YutongTie-MSFT commented 6 years ago

@xNiklasJern We will now proceed to close this thread. If there are further questions regarding this matter, please respond here and @YutongTie-MSFT and we will gladly continue the discussion.

xNiklasJern commented 6 years ago

Hi @YutongTie-MSFT ,

I'm not sure i feel like that I got my questions answer.

Since Saurabha verified that you need to have a AAD P2 license to enabled identity protection, hence make the condition sign-in risk available in CA.

But what will happen if CA policy then is created, assigned to all users. But not all users have a P2 licenses assigned. How will the policy effect these users.

Regards, Niklas

YutongTie-MSFT commented 6 years ago

@MarkusVi @SaurabhSharma-MSFT Can you please take a look?

@xNiklasJern I will reopen this issue for you.

ghost commented 6 years ago

Hi @xNiklasJern, I have to admit that I don't really understand what you are looking for. Could you please clarify? As already mentioned, there is no client license involved. You need a P2 tenant to configure the sign-in risk condition. There is no need to assign specific licenses to the users that are affected by a CA policy that includes the sign-in risk condition. CA is a service for your SaaS apps not for the users.

please-close

xNiklasJern commented 6 years ago

Hi again,

First, how can you @DiegoRamirez-MSFT close the ticket when Markus is cleary asking for more information.

@MarkusVi To get at P2 tenant you need to have assigned a license that include AAD P2, to your organization. Right? Either if this is included in any of the E5 licenses or if buy it as a stand alone product. i.e a license needs to be purchased for the sign-in risk conditions should be available in CA.

Should I intemperate your answer that as long you have made AAD P2 available within your tenant (which only requires one license) the sign in risk condition can be utilized on ALL users, with no dependencies if they are license or not to utilize a AAD P2 or not. In theory this means no matter how large your organization are, only one stand alone licens of AAD P2 makes the sign-in risk condition available for all users.

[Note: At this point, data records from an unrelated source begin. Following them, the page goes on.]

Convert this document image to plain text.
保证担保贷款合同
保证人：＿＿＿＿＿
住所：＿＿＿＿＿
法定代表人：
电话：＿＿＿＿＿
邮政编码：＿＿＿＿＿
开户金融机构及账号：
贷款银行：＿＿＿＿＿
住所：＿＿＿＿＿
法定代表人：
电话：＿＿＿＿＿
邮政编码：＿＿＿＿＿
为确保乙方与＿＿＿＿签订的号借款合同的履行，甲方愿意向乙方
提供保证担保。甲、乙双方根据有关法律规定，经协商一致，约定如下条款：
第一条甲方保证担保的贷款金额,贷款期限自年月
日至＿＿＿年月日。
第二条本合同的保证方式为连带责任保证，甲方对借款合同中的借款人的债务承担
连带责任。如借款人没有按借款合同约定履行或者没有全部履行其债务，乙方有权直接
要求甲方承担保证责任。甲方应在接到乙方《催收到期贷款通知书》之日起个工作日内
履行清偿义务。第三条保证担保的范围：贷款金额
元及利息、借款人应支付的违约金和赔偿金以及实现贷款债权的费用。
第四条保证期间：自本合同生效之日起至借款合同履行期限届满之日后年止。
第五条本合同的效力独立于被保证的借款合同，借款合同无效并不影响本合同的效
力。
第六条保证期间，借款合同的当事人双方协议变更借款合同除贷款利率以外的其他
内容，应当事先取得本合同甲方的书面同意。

ghost commented 6 years ago

Hi @xNiklasJern, yes, your interpretation is correct

danmyhre commented 5 years ago

I don't believe this is correct: In theory this means no matter how large your organization are, only one stand alone licens of AAD P2 makes the sign-in risk condition available for all users.

Any user that is being protected or benefiting by the service would need to be licensed. Seeing the feature in the portal does not = licensing compliance.